In the film Tenaglia also charts Tower’s evolution as a celebrity chef which takes him beyond the finality of his close relationship with Alice Waters and her Chez Panisse. Not only did he engineer the restaurant’s fame by following impulses learned from his childhood, he was inspired to encourage the renaissance of local, freshly, sourced food to be the core of epic creations in American cooking. Tenaglia, through interviews with Tower and commentary by those who knew Tower’s relationship with Waters, highlights how he then moved on to other restaurants always the trailblazer for those neophytes ready to follow his sterling example in what was to become a new gastronomy.
Tower’s influence pushed time forward in the culinary universe. There was a paradigm shift in how restaurants upped the stakes in the way they engaged their clientele. There was a sea change in how chefs were perceived as artisans of a vitally important craft in which gradually folks began to understand how they defined themselves by what and how they ate.
Jeremiah Tower was at the conjunction of the relationship between culture and food, the axle that turned the menu wheels spinning to where there are today. He forever redefined food in America not only in its passion for his “California cuisine.” He inspired a global, social phenomenon, a food revolution that has spawned countless global culinary stars, chef memoirs, television foodie programs, food networks which not only are competing to top one another, but cannot seem to satiate the public’s appetite to watch kitchen creations, something that Tower innovated with his open kitchen design at his world renowned imminently successful restaurant Stars.
At Stars, Tower produced interactive culinary theater. Restaurant clientele had the opportunity to watch his inspirations form on their dinner plates, as the chefs in full view entertained their eyes and entranced their palates. The San Francisco brasserie served truffled lobster to politicians, dignitaries, celebrities, walk-ins, and the little people. The patrons exemplified democracy in motion: the wealthy hobnobbed in the same rarefied atmosphere with the middle class in a most egalitarian way. Folks went there to “see and be seen” and have their taste buds titillated beyond belief in an exceptional dining experience.

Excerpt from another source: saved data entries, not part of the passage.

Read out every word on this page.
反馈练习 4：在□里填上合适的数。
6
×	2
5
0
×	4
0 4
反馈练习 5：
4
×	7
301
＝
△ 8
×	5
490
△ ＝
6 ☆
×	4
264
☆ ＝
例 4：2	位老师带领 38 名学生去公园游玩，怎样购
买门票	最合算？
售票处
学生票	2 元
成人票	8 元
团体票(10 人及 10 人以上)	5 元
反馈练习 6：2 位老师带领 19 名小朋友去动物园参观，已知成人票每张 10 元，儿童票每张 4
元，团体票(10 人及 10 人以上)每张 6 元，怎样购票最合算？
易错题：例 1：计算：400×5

Stars was an overnight sensation after it opened, and Tower has shared that Stars grossed millions a year to become one of the most successful restaurants in the world.
How Tower evolved Stars, closed it, then stepped up his global travels and restaurant openings in Asia, returned to the U.S. faced a few disastrous storms, then confronted his trials at Tavern on the Green in New York City, Tenaglia unspools as his incredible journey. Indeed, his life is like an ocean tide that ebbs and flows in toward the shore of humanity and out again toward solitude, with its own unique rhythm and poetry influenced by the phases of the moon and the patterns of the weather. As this tide peaks shaped by the winds and currents of life, little is controllable. But its movement is gorgeous, dangerous, remarkable to see and enjoyable to watch.
Some of these rhythms Tenaglia is able to crystallize in her documentary of this foodie great. Jeremiah Tower’s life is. And we may sit back and watch as his energy and vitality spins out his next culinary feat, whether it be a restaurant, a book, film or something entirely different.
Jeremiah Tower: The Last Magnificent will air on CNN after its release in theaters in early 2017. Look for this must-see documentary about the legendary chef you may never have heard of until now.